在這推卸責任。右丞相趙丞相搖了搖頭,王上這些年是越來越糊塗了,提拔的儘是些不中用的人。
「好了!」南桓王怒斥道,「劉校尉,當初不是說要將功折罪,如今,功呢!」
劉校尉惶恐地跪了下來。
「沒有功就算了,你連兒子都管不住。」
「王上,臣早與劉相小兒斷絕了關係,王上,饒臣一命吧。」
「寡人再給你一個機會,」南桓王面色陰冷,「不是沒有人能打的過出楚千仞嗎?你將劉相抓回來,如果他贏了,寡人就饒你一命。」
「王上!」怎麼可能,他早就與劉相斷絕了關係,再說,之前劉相在府中時,他待劉相也並不好,現在讓他回來幫南桓,根本做不到。
「血緣關係是不能割捨的。」
趙丞相嘆了一口氣,王上明白這個道理,為何還總是想著對付瀾王殿下,只要王上不主動出擊,瀾王也絕對不會動手。
南桓王負手站立,這次他是被自己的兒子將了一軍啊,他竟然一早就料到他會派人去,然後就在那等著自己。

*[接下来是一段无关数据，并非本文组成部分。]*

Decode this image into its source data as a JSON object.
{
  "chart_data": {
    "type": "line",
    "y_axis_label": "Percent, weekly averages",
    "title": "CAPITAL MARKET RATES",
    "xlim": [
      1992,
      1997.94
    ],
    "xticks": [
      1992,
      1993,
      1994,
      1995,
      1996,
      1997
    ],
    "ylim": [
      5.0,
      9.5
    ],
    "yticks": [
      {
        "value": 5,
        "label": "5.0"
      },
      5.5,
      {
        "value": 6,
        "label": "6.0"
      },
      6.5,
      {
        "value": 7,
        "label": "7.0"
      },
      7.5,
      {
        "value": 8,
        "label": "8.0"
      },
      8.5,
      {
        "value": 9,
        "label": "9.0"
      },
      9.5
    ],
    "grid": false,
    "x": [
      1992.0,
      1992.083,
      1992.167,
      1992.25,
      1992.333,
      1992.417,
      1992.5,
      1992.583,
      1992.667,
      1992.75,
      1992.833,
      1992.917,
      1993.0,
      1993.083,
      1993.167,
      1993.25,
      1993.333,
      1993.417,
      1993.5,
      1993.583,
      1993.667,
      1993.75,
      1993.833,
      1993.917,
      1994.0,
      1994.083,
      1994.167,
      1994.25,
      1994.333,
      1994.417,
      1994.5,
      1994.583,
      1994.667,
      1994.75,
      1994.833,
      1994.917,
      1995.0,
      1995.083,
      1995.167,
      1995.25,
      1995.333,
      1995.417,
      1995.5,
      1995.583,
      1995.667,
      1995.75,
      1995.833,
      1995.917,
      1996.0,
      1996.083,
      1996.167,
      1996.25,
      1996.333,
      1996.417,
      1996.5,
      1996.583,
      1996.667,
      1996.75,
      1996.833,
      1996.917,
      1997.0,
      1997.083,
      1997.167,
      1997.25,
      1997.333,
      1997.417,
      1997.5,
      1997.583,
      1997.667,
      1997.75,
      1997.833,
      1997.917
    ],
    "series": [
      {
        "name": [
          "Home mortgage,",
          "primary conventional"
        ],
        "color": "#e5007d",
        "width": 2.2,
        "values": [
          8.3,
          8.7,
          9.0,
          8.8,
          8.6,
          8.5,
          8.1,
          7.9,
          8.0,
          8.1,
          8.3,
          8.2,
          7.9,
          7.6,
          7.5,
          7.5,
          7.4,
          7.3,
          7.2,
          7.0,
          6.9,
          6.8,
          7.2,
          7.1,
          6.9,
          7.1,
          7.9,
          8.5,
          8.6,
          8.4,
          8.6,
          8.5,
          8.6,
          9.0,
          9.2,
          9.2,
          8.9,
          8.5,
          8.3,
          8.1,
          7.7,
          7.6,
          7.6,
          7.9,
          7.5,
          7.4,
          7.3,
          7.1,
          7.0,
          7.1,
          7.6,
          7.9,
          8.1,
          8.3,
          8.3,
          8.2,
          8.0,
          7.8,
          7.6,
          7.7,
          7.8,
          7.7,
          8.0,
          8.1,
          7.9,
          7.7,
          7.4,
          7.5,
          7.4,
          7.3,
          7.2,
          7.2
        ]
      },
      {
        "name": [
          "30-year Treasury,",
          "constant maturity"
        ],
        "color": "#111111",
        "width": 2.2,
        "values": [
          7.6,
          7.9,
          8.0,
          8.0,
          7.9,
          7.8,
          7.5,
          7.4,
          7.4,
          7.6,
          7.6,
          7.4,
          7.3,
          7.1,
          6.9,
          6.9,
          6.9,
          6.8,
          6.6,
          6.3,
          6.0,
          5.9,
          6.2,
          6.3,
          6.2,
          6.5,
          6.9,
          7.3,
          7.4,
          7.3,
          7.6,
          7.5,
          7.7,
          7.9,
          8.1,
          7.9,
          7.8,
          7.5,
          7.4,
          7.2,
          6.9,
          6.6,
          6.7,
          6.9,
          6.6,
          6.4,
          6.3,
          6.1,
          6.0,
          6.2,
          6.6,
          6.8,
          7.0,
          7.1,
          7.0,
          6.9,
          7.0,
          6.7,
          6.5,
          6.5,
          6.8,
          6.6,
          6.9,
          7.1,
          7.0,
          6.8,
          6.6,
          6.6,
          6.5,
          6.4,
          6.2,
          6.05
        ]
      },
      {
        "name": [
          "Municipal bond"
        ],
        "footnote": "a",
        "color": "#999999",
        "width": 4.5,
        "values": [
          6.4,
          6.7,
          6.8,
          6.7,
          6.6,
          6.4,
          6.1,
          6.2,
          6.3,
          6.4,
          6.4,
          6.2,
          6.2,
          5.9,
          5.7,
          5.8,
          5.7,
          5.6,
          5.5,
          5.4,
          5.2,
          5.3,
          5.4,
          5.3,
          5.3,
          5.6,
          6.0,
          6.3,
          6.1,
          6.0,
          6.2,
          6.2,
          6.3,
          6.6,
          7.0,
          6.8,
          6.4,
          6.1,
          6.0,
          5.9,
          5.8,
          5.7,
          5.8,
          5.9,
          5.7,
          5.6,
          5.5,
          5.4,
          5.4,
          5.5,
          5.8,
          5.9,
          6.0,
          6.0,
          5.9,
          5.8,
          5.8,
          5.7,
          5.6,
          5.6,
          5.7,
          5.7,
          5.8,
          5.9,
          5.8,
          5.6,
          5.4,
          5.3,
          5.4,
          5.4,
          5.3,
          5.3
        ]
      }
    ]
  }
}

食君之祿,擔君之憂,這點簡單的道理都不懂嗎?投降,為了活命,竟然投降。
楚桓只覺得自己越想越生氣,那些為了活命選擇了投降的人最終都選擇歸順了楚千仞,楚千仞的軍隊本就龐大,如今,自己又白白送了一批人過去。
現在,要除掉楚千仞,更加麻煩了啊。
……
「王爺,」一人附耳在楚千仞耳邊說了幾句話。
楚千仞聽罷冷笑了一聲。
他自回到西北後,幾乎都快忘了劉相這個人了,楚桓現在竟然把主意打到了她的頭上。
「王爺,劉相一直在北恆,如今應該和王妃一起啟程回西北了。」
清兒倒是頗懂的提前為她著想,楚千仞笑了笑,這一笑,不同於之前的冷笑,而是那種發自內心的真心的笑。